Maduro's Supply Mission is a multi-pronged program including measure related to production, pricing, research and development, and logistics, among others. It includes strategies for direct monitoring over production and distribution of food, medicines, and other basic goods in the name of ensuring processes are carried out with transparency and according to the law.
In May, the Maduro government extended the country's state of emergency for 60 days in the name of tackling the “economic warfare."
Morning Star Online said that speaking on television and radio, the president also disclosed on July 11 that US banking corporation Citibank, which has handled some of the state's international transactions, has notified the government that it will close the accounts of the Central Bank of Venezuela in 30 days.
He linked both actions to the economic war on his country, calling it President Barack Obama's “new imperialist inquisition.”
Labour Minister Oswaldo Vera had earlier said the government would take over the Kimberly-Clark factory at the request of the 971 workers who have occupied the plant in central Aragua state that the company has decided to close down.

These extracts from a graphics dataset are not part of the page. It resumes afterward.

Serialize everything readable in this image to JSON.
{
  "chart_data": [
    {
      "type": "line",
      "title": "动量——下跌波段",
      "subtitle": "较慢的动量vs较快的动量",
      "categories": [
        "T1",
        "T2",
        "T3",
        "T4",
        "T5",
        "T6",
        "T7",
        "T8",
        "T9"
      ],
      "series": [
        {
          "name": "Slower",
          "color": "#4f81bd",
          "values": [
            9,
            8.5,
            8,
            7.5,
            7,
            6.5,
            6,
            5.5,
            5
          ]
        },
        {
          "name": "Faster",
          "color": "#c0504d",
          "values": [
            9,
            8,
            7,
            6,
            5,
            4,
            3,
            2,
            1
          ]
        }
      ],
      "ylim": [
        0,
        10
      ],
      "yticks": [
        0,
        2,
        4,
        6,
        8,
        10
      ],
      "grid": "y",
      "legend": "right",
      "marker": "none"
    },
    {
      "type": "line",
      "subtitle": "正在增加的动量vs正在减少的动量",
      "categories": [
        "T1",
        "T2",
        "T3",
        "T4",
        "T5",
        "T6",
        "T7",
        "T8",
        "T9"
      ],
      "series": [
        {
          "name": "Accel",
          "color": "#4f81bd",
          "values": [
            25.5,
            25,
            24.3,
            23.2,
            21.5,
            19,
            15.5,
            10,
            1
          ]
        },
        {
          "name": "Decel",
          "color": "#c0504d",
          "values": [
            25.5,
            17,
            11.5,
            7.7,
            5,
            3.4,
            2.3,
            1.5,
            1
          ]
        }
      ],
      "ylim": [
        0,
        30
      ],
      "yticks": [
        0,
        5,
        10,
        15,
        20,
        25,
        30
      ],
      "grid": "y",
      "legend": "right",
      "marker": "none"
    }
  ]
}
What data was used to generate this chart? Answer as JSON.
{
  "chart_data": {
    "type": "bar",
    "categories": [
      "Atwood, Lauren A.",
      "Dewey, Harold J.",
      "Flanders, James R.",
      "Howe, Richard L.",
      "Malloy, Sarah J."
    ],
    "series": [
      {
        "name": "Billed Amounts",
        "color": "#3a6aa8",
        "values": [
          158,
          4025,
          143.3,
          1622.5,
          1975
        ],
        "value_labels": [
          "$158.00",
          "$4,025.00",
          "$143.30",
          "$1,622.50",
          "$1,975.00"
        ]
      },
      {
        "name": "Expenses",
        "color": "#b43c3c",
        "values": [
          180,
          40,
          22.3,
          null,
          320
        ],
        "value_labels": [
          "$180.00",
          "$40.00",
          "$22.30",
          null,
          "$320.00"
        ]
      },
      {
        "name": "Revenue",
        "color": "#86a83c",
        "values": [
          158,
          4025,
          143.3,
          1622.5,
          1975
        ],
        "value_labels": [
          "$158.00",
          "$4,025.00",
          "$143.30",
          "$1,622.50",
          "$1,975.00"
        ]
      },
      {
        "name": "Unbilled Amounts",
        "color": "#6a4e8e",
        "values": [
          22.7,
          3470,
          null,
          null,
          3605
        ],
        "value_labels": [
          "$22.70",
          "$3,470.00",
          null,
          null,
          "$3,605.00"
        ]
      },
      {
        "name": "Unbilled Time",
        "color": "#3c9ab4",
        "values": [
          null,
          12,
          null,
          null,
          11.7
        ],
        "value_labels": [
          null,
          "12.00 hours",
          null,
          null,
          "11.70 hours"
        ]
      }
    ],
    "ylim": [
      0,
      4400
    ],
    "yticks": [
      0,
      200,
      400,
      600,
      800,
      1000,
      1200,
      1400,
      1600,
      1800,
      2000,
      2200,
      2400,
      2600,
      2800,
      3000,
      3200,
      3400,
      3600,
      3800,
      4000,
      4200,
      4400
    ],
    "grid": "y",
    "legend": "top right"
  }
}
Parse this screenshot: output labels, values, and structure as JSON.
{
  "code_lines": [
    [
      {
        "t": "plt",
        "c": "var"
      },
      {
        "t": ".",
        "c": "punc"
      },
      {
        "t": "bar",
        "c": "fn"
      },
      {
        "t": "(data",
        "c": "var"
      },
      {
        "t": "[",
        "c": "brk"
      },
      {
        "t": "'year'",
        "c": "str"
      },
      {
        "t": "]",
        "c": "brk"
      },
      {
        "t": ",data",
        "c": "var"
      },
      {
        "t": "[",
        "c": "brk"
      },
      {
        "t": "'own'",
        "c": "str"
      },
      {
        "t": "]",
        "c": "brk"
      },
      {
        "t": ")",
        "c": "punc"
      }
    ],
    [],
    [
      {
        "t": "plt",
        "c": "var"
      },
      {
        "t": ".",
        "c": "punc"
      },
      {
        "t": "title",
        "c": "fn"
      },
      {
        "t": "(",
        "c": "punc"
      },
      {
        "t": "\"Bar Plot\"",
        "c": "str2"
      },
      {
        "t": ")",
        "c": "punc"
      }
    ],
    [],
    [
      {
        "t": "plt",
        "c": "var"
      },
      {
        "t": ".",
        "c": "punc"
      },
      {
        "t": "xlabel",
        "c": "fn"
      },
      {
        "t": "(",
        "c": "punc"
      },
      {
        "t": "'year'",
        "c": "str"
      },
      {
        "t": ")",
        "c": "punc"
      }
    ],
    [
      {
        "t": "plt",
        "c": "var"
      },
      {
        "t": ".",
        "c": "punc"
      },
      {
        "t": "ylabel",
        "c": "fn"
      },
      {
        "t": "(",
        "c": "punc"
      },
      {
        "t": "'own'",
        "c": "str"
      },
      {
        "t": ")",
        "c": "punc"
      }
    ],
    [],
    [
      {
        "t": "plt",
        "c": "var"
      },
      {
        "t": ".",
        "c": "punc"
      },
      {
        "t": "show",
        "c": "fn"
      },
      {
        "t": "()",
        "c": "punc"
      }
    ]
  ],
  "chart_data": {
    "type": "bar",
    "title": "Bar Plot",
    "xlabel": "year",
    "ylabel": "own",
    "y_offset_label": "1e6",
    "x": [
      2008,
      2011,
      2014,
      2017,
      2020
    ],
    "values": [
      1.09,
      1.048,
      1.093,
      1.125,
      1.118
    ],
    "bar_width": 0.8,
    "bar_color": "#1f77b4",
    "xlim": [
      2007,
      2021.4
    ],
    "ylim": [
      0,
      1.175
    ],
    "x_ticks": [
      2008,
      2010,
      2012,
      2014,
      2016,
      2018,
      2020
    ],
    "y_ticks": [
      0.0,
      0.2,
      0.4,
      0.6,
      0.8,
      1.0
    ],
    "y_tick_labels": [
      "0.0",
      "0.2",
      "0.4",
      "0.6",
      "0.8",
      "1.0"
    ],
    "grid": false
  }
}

Kimberley-Clark announced on July 9 that it was suspending production in Venezuela because of a lack of primary materials, currency trouble and soaring inflation.
“Kimberly-Clark will continue producing for all Venezuelans,” declared Mr Vera in a televised statement from the factory surrounded by workers chanting pro-government slogans.
The minister said that the factory closure was illegal and that it had reopened “in the hands of the workers.”
He explained that almost 1000 workers had urged him to restart production, adding: “We've just turned on the first machine.”
The Texas-based company claimed on Monday to have acted appropriately in suspending operations. Kimberly-Clark joins Bridgestone, General Mills, Procter & Gamble and other transnational corporations in scaling back operations in Venezuela to exacerbate the country's economic crisis, Morning Star Online said.